Darren Pitcher

Personal information
- Full name: Darren Edward James Pitcher
- Date of birth: 12 October 1969
- Place of birth: Stepney, London, England
- Date of death: 25 November 2018 (aged 49)
- Place of death: Essex, England
- Position(s): Defender; midfielder;

Senior career*
- Years: Team / Apps / (Gls)
- 1988–1994: Charlton Athletic / 173 / (8)
- 1989: → Galway United (loan) / 4 / (1)
- 1994–1999: Crystal Palace / 64 / (0)
- 1998: → Leyton Orient (loan) / 1 / (0)
- 1999–2000: Romford / 15 / (2)
- Purfleet
- Carshalton Athletic
- Chelmsford City
- Ilford

International career
- 1985: England U16 / 8 / (2)

= Darren Pitcher =

English footballer (1969–2018)

Darren Edward James Pitcher (12 October 1969 – 25 November 2018) was an English professional footballer who played as a defender and a midfielder.

He notably played in the Premier League for Crystal Palace during the 1994–95 and 1997–98 seasons, he also played in the Football League for both Charlton Athletic and Leyton Orient as well as a brief loan spell in Ireland with Galway United. He retired from professional football due to injury but later spent time in Non-League football and turned out for Romford, Purfleet, Carshalton Athletic, Chelmsford City and Ilford.

==Career==
Pitcher played for Charlton Athletic, Crystal Palace and Leyton Orient. Pitcher started his career as a right full back at Charlton, but then converted to an effective defensive midfielder.

He signed on loan for Seamus McDonagh at Galway United in January 1989 and made his League of Ireland debut at Athlone on the 16th. When Frank Worthington made his debut on 12 February Pitcher scored the equaliser at St Patrick's Athletic.

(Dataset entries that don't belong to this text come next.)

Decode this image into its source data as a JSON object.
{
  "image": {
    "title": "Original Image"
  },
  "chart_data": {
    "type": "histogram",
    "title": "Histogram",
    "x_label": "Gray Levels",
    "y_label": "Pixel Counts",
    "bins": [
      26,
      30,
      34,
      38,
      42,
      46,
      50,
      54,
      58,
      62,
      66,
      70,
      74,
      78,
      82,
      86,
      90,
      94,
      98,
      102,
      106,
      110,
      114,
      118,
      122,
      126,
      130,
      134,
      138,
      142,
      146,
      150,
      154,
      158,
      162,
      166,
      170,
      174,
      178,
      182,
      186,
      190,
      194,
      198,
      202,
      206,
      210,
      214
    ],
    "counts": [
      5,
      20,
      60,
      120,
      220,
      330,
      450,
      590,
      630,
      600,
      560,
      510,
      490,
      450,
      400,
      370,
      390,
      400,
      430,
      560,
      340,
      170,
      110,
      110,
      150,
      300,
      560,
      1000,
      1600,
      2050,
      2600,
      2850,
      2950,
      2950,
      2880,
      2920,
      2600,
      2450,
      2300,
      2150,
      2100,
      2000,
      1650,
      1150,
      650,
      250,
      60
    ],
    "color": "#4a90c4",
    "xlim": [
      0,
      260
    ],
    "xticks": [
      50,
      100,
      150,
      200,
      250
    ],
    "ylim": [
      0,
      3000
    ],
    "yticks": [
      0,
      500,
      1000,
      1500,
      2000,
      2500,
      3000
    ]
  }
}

Pitcher joined Crystal Palace in 1994. In his first season at the club he helped Palace to the semi-finals of both domestic cups. It was in these cup runs that he scored his only two goals for Palace. In the League Cup quarter final against Manchester City he scored his first goal, and his second came in an FA Cup quarter final replay against Wolverhampton Wanderers. However Palace's runs were ended by Liverpool in the League Cup semi final and Manchester United in the FA Cup semi final. His career ended at Crystal Palace in a match against Huddersfield Town in August 1996, after a challenge by Paul Reid. He attempted to bring a case of negligence against Huddersfield Town, which he lost. He never played for Palace again, and never played professional football again except for a brief loan spell at Leyton Orient in January 1998. Pitcher later played in Non-League football, for Romford, Purfleet, Carshalton Athletic, Chelmsford City and Ilford.

==Personal life and death==
After retiring from football, Pitcher worked in the building trade.

On 26 November 2018, it was announced that Pitcher had died.